Based on that snippet, it seems to be saying that if a teacher is being straight up racist, e.g. marking black students differently than white students for the same work (or perhaps something more subtle), that is wrong and should be stopped.

Is that really what you want to use as an example of inapropriate political interference in the classroom?

1 comments

If we are to believe the other content from their colleagues, "systemic racism" is not necessarily what the common man would define as racist like you're suggesting which hasn't been explicitly legally allowed (more the opposite) for decades in all first-world countries I'm aware of, but almost anything whatsoever -- no matter how intentional or not.
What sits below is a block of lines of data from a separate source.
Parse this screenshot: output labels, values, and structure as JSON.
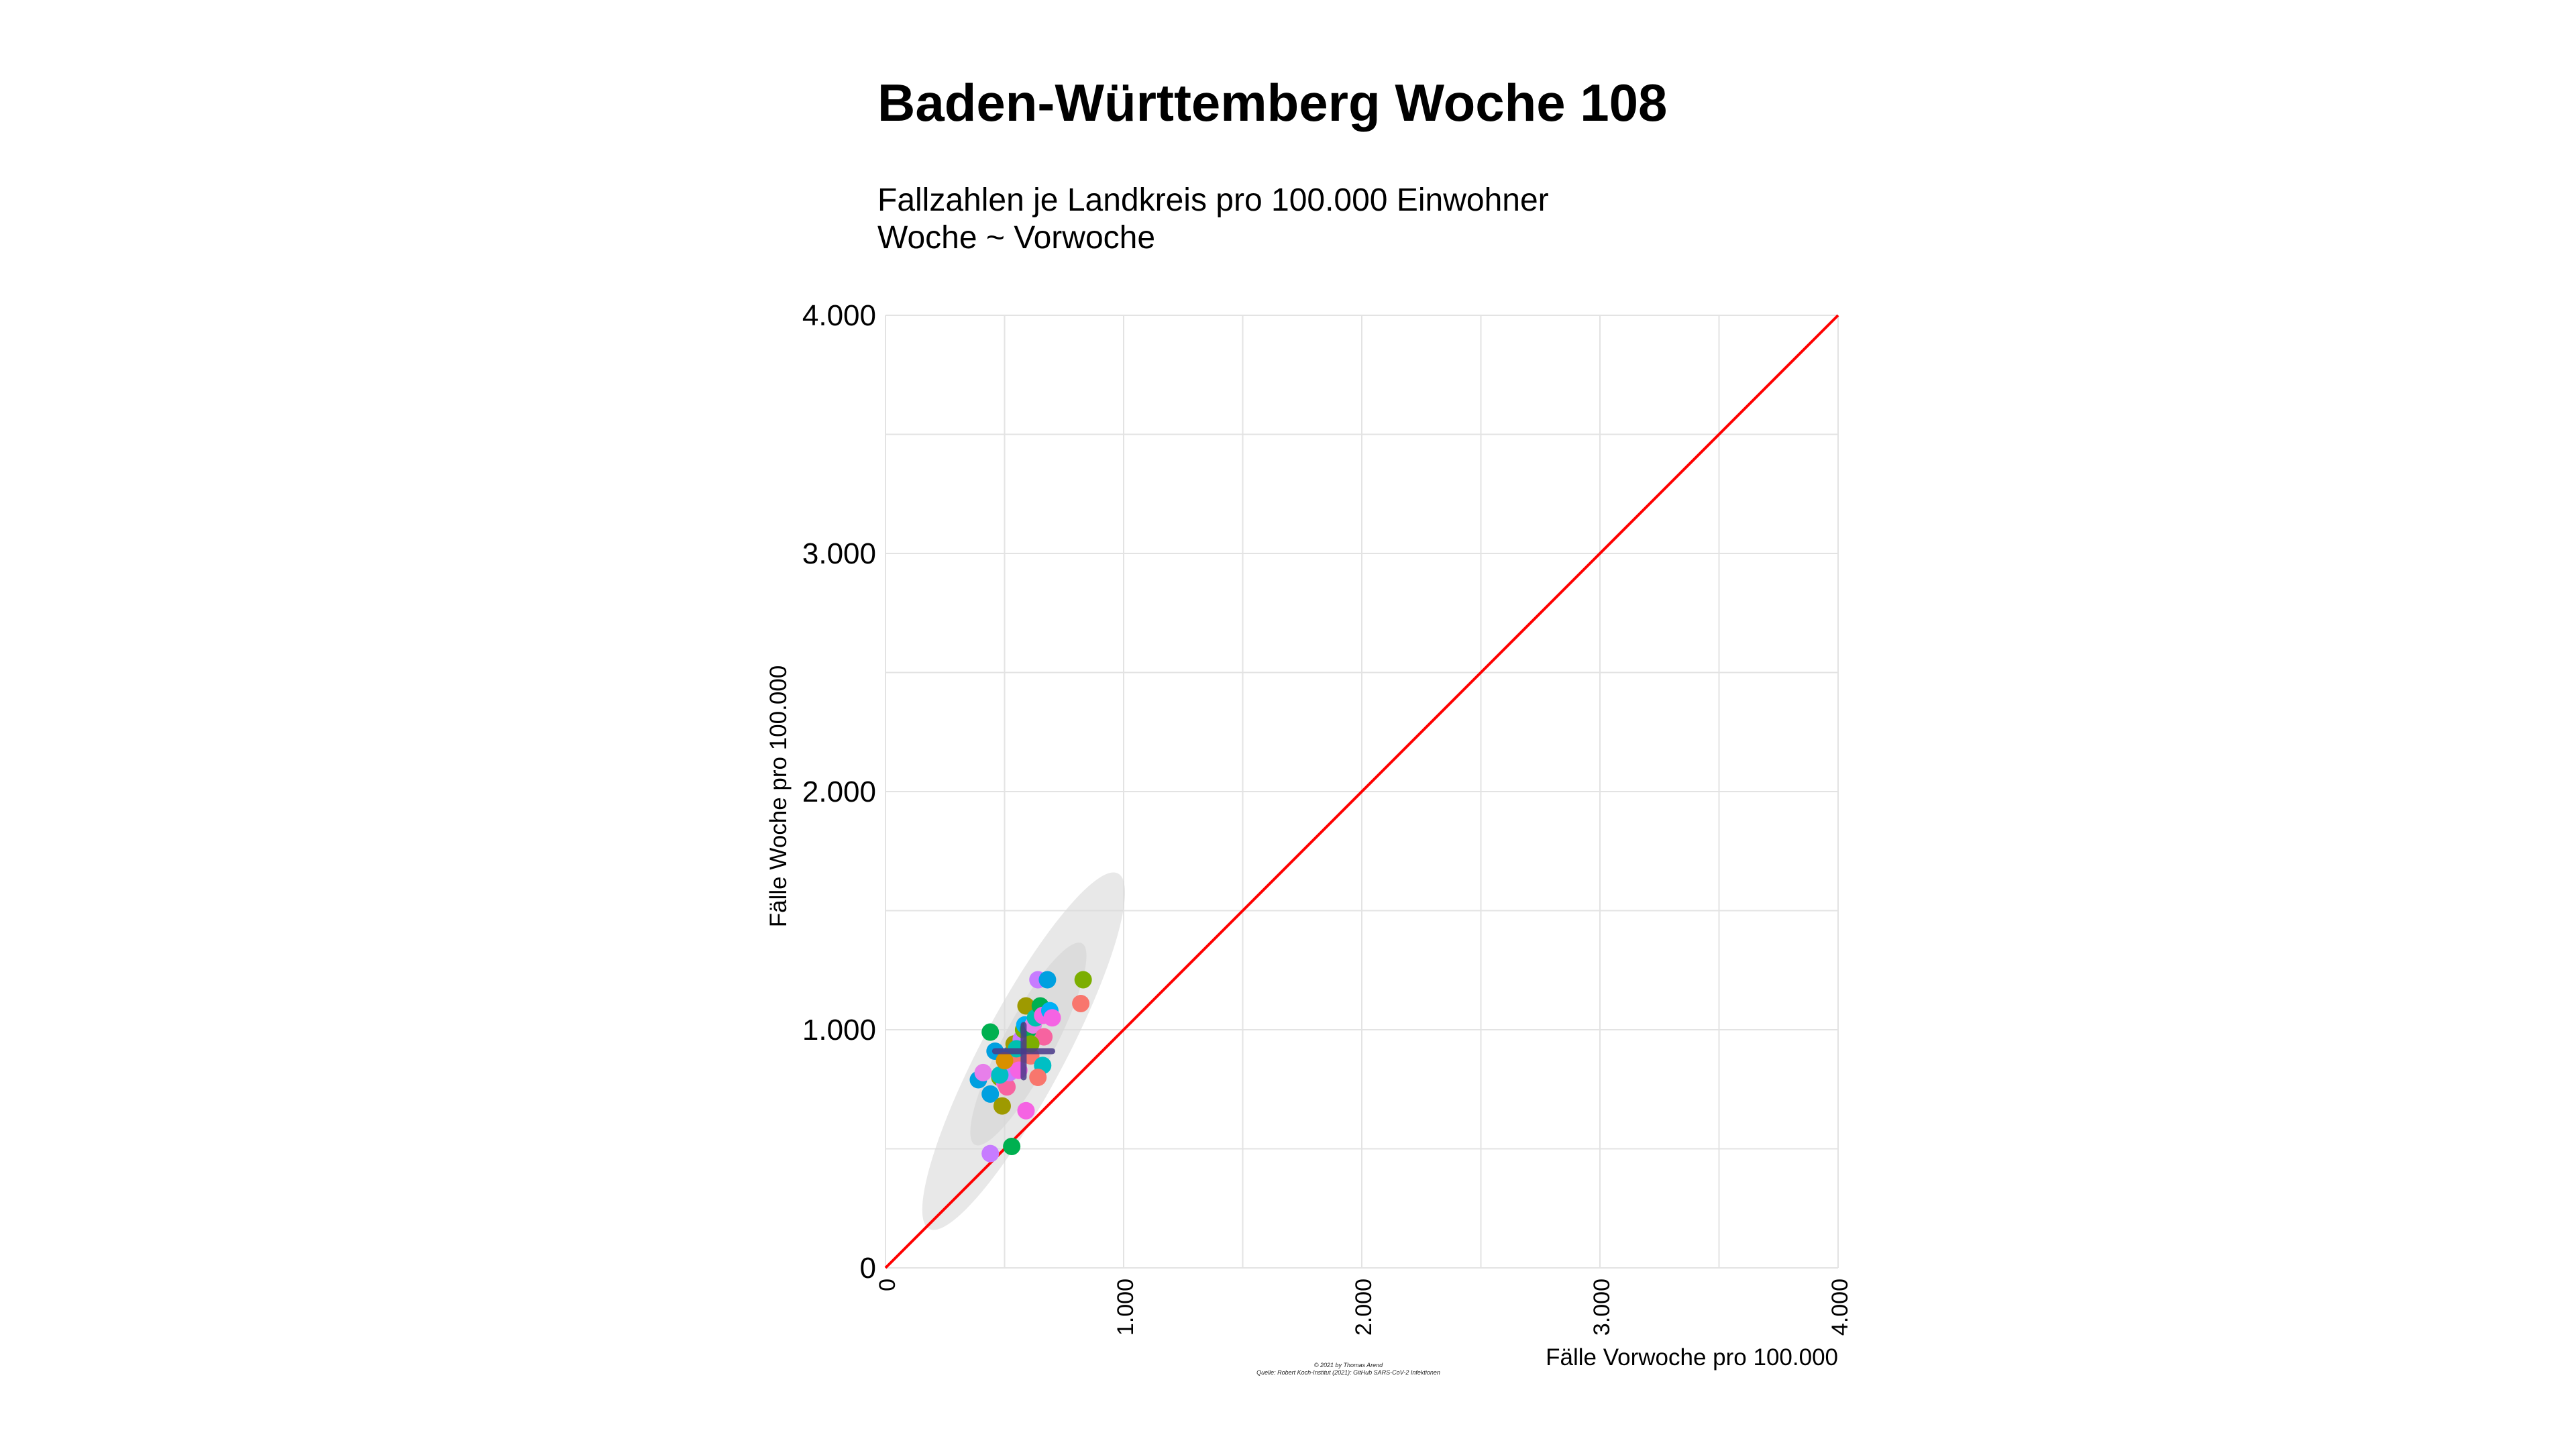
{
  "header": {
    "title": "Baden-Württemberg Woche 108",
    "subtitle_line1": "Fallzahlen je Landkreis pro 100.000 Einwohner",
    "subtitle_line2": "Woche ~ Vorwoche"
  },
  "caption": {
    "line1": "© 2021 by Thomas Arend",
    "line2": "Quelle: Robert Koch-Institut (2021): GitHub SARS-CoV-2 Infektionen"
  },
  "chart_data": {
    "type": "scatter",
    "title": "Baden-Württemberg Woche 108",
    "subtitle": "Fallzahlen je Landkreis pro 100.000 Einwohner\nWoche ~ Vorwoche",
    "xlabel": "Fälle Vorwoche pro 100.000",
    "ylabel": "Fälle Woche pro 100.000",
    "xlim": [
      0,
      4000
    ],
    "ylim": [
      0,
      4000
    ],
    "x_ticks": [
      0,
      1000,
      2000,
      3000,
      4000
    ],
    "y_ticks": [
      0,
      1000,
      2000,
      3000,
      4000
    ],
    "x_tick_labels": [
      "0",
      "1.000",
      "2.000",
      "3.000",
      "4.000"
    ],
    "y_tick_labels": [
      "0",
      "1.000",
      "2.000",
      "3.000",
      "4.000"
    ],
    "grid": true,
    "reference_line": {
      "label": "y = x",
      "from": [
        0,
        0
      ],
      "to": [
        4000,
        4000
      ],
      "color": "#ff0000"
    },
    "median_cross": {
      "x": 580,
      "y": 910,
      "x_range": [
        460,
        700
      ],
      "y_range": [
        800,
        1020
      ],
      "color": "#4a3a8a"
    },
    "confidence_ellipse_color": "#d8d8d8",
    "points": [
      {
        "x": 440,
        "y": 990,
        "color": "#00b050"
      },
      {
        "x": 460,
        "y": 910,
        "color": "#00a0e0"
      },
      {
        "x": 390,
        "y": 790,
        "color": "#00a0e0"
      },
      {
        "x": 410,
        "y": 820,
        "color": "#e77fea"
      },
      {
        "x": 440,
        "y": 730,
        "color": "#00a0e0"
      },
      {
        "x": 480,
        "y": 800,
        "color": "#7cae00"
      },
      {
        "x": 490,
        "y": 680,
        "color": "#9e9a00"
      },
      {
        "x": 500,
        "y": 780,
        "color": "#f563e3"
      },
      {
        "x": 510,
        "y": 760,
        "color": "#f763a0"
      },
      {
        "x": 520,
        "y": 820,
        "color": "#c77cff"
      },
      {
        "x": 530,
        "y": 900,
        "color": "#00a0e0"
      },
      {
        "x": 540,
        "y": 940,
        "color": "#9e9a00"
      },
      {
        "x": 550,
        "y": 870,
        "color": "#f8766d"
      },
      {
        "x": 560,
        "y": 830,
        "color": "#f563e3"
      },
      {
        "x": 570,
        "y": 960,
        "color": "#c77cff"
      },
      {
        "x": 580,
        "y": 1000,
        "color": "#7cae00"
      },
      {
        "x": 585,
        "y": 1020,
        "color": "#00b0f6"
      },
      {
        "x": 590,
        "y": 1100,
        "color": "#9e9a00"
      },
      {
        "x": 600,
        "y": 1000,
        "color": "#00b050"
      },
      {
        "x": 610,
        "y": 890,
        "color": "#f8766d"
      },
      {
        "x": 620,
        "y": 1020,
        "color": "#e77fea"
      },
      {
        "x": 630,
        "y": 1050,
        "color": "#00c0af"
      },
      {
        "x": 640,
        "y": 1210,
        "color": "#c77cff"
      },
      {
        "x": 650,
        "y": 1100,
        "color": "#00b050"
      },
      {
        "x": 660,
        "y": 1060,
        "color": "#f563e3"
      },
      {
        "x": 665,
        "y": 970,
        "color": "#f763a0"
      },
      {
        "x": 660,
        "y": 850,
        "color": "#00bfc4"
      },
      {
        "x": 680,
        "y": 1210,
        "color": "#00a0e0"
      },
      {
        "x": 690,
        "y": 1080,
        "color": "#00b0f6"
      },
      {
        "x": 700,
        "y": 1050,
        "color": "#f563e3"
      },
      {
        "x": 640,
        "y": 800,
        "color": "#f8766d"
      },
      {
        "x": 590,
        "y": 660,
        "color": "#f563e3"
      },
      {
        "x": 530,
        "y": 510,
        "color": "#00b050"
      },
      {
        "x": 440,
        "y": 480,
        "color": "#c77cff"
      },
      {
        "x": 830,
        "y": 1210,
        "color": "#7cae00"
      },
      {
        "x": 820,
        "y": 1110,
        "color": "#f8766d"
      },
      {
        "x": 480,
        "y": 810,
        "color": "#00bfc4"
      },
      {
        "x": 550,
        "y": 920,
        "color": "#00c0af"
      },
      {
        "x": 500,
        "y": 870,
        "color": "#d89000"
      },
      {
        "x": 610,
        "y": 940,
        "color": "#7cae00"
      }
    ]
  }
}
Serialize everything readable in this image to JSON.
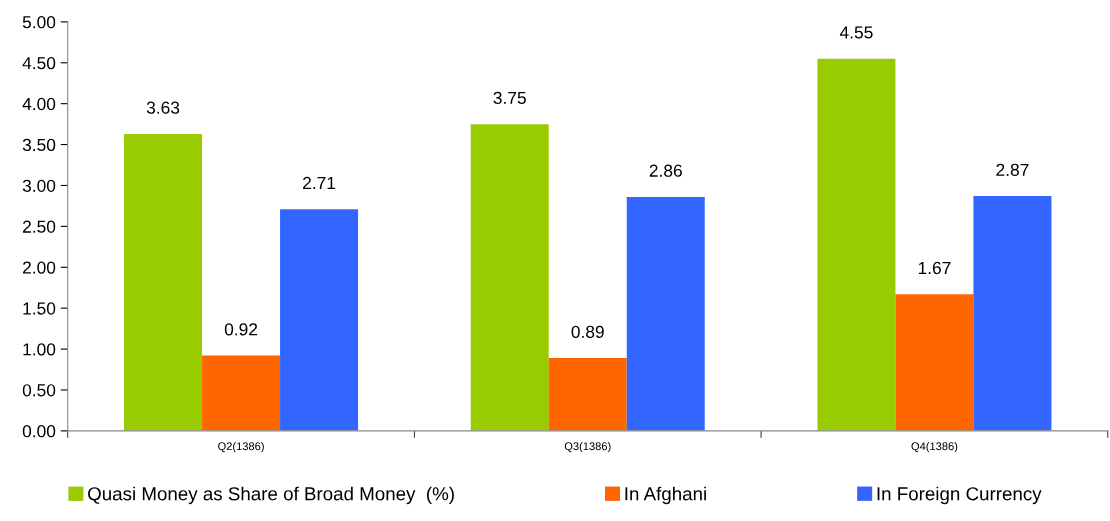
{
  "chart_data": {
    "type": "bar",
    "categories": [
      "Q2(1386)",
      "Q3(1386)",
      "Q4(1386)"
    ],
    "series": [
      {
        "name": "Quasi Money as Share of Broad Money  (%)",
        "color": "#99cc00",
        "values": [
          3.63,
          3.75,
          4.55
        ]
      },
      {
        "name": "In Afghani",
        "color": "#ff6600",
        "values": [
          0.92,
          0.89,
          1.67
        ]
      },
      {
        "name": "In Foreign Currency",
        "color": "#3366ff",
        "values": [
          2.71,
          2.86,
          2.87
        ]
      }
    ],
    "ylim": [
      0,
      5
    ],
    "yticks": [
      {
        "value": 0,
        "label": "0.00"
      },
      {
        "value": 0.5,
        "label": "0.50"
      },
      {
        "value": 1,
        "label": "1.00"
      },
      {
        "value": 1.5,
        "label": "1.50"
      },
      {
        "value": 2,
        "label": "2.00"
      },
      {
        "value": 2.5,
        "label": "2.50"
      },
      {
        "value": 3,
        "label": "3.00"
      },
      {
        "value": 3.5,
        "label": "3.50"
      },
      {
        "value": 4,
        "label": "4.00"
      },
      {
        "value": 4.5,
        "label": "4.50"
      },
      {
        "value": 5,
        "label": "5.00"
      }
    ],
    "data_labels": true,
    "grid": false,
    "legend": "bottom"
  }
}
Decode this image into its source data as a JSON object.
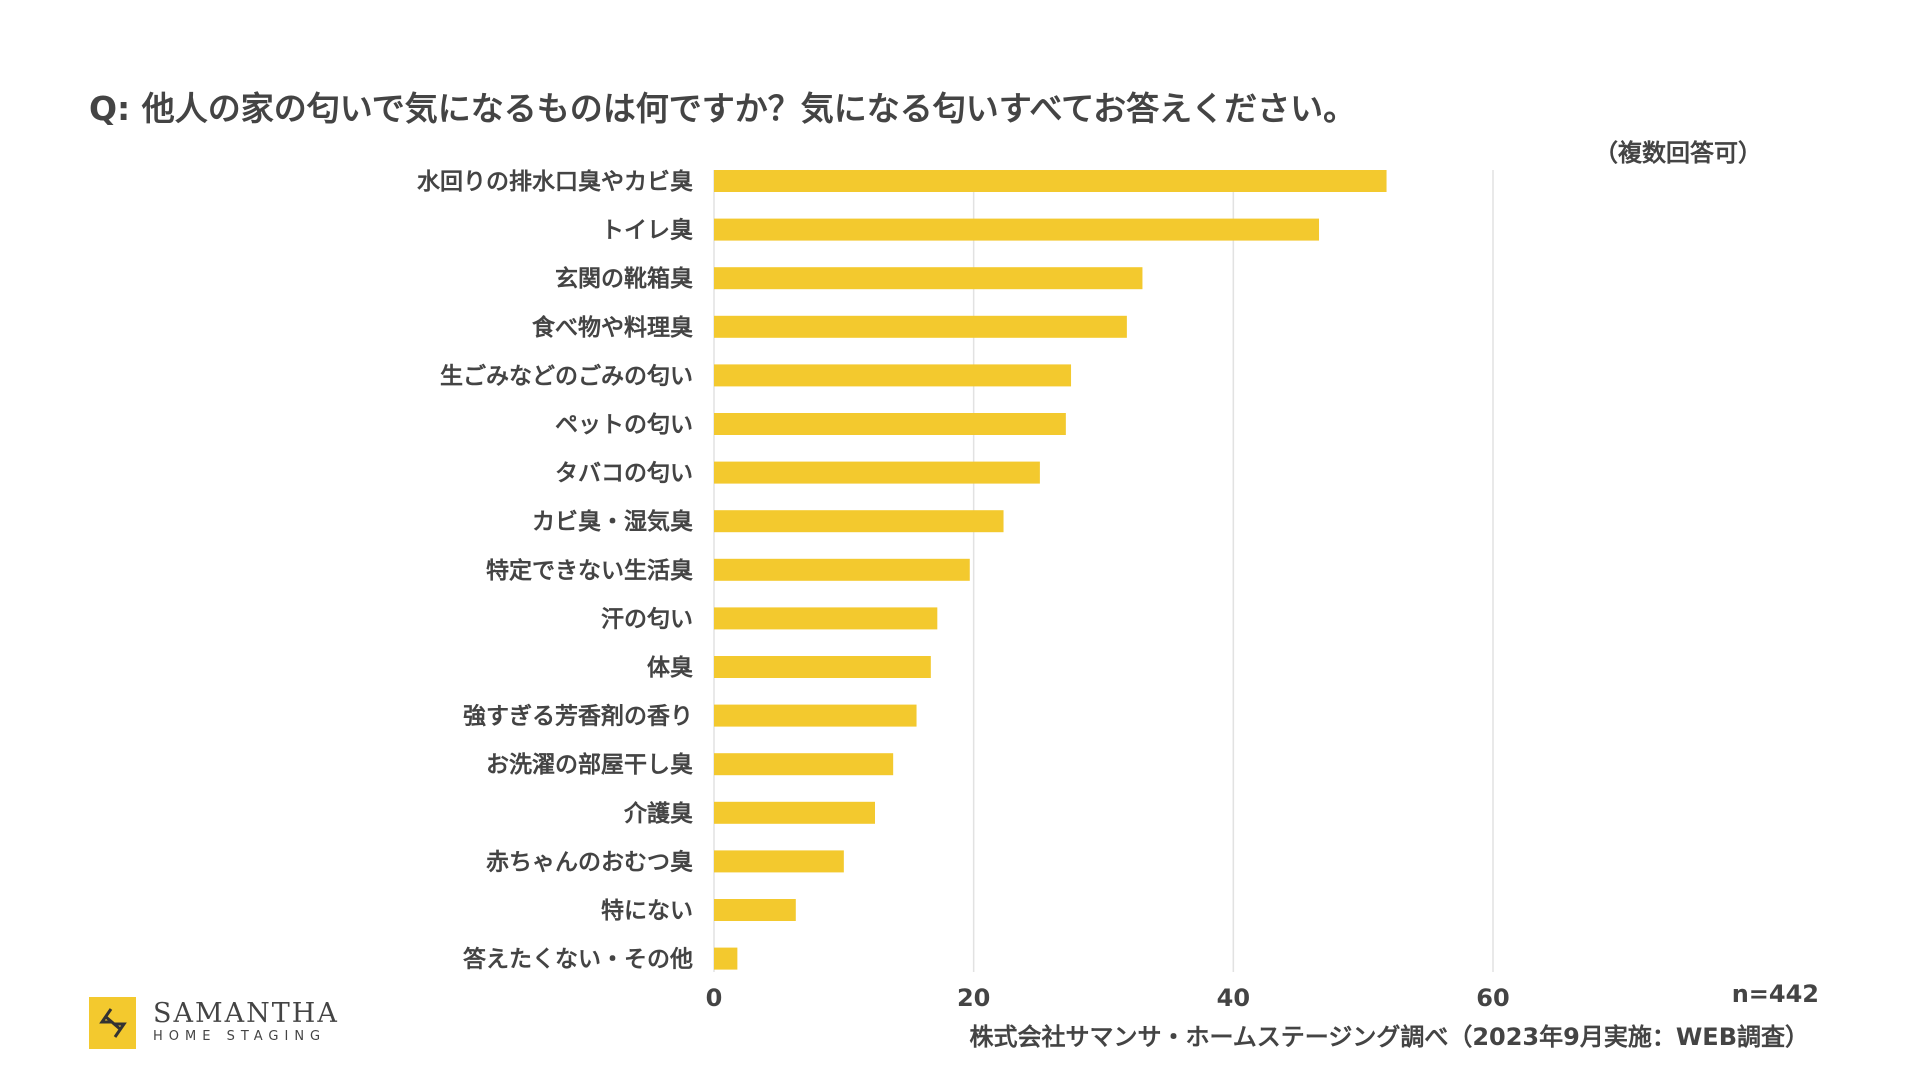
{
  "chart_data": {
    "type": "bar",
    "orientation": "horizontal",
    "title": "Q: 他人の家の匂いで気になるものは何ですか？気になる匂いすべてお答えください。",
    "subtitle": "（複数回答可）",
    "categories": [
      "水回りの排水口臭やカビ臭",
      "トイレ臭",
      "玄関の靴箱臭",
      "食べ物や料理臭",
      "生ごみなどのごみの匂い",
      "ペットの匂い",
      "タバコの匂い",
      "カビ臭・湿気臭",
      "特定できない生活臭",
      "汗の匂い",
      "体臭",
      "強すぎる芳香剤の香り",
      "お洗濯の部屋干し臭",
      "介護臭",
      "赤ちゃんのおむつ臭",
      "特にない",
      "答えたくない・その他"
    ],
    "values": [
      51.8,
      46.6,
      33.0,
      31.8,
      27.5,
      27.1,
      25.1,
      22.3,
      19.7,
      17.2,
      16.7,
      15.6,
      13.8,
      12.4,
      10.0,
      6.3,
      1.8
    ],
    "xlim": [
      0,
      60
    ],
    "xticks": [
      "0",
      "20",
      "40",
      "60"
    ],
    "grid": true,
    "bar_color": "#F3C92E",
    "sample_size": "n=442",
    "source": "株式会社サマンサ・ホームステージング調べ（2023年9月実施：WEB調査）"
  },
  "logo": {
    "main": "SAMANTHA",
    "sub": "HOME STAGING"
  }
}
According to some of these teaching guides, the first one recommended by State Depts. of Education, things such as the concept of grading work, expecting assignments to be turned in, etc. All are "systemic" (common features of the learning system), and now "racist", therefore "systemic racism". That's the "beauty" of their way of writing. It can mean anything they want at anytime, and is framed in such a way that calling them out automatically "undermines" (to use your term) yourself for investigating their gelatinous word-soup common in their writing. Even asking questions about it you find yourself Kafkatrapped.

"We are pro-good, anti-bad. What kind of person would you need to be to even ask questions about it in the first place in this day and age. Wow, really says a lot about you. Be better and do the work." That's just gossip, moralizing, shaming, all dressed-up and using the shield of academicism. It shares many characteristics with religion from a century or two ago, certainly its tribalism and fervor.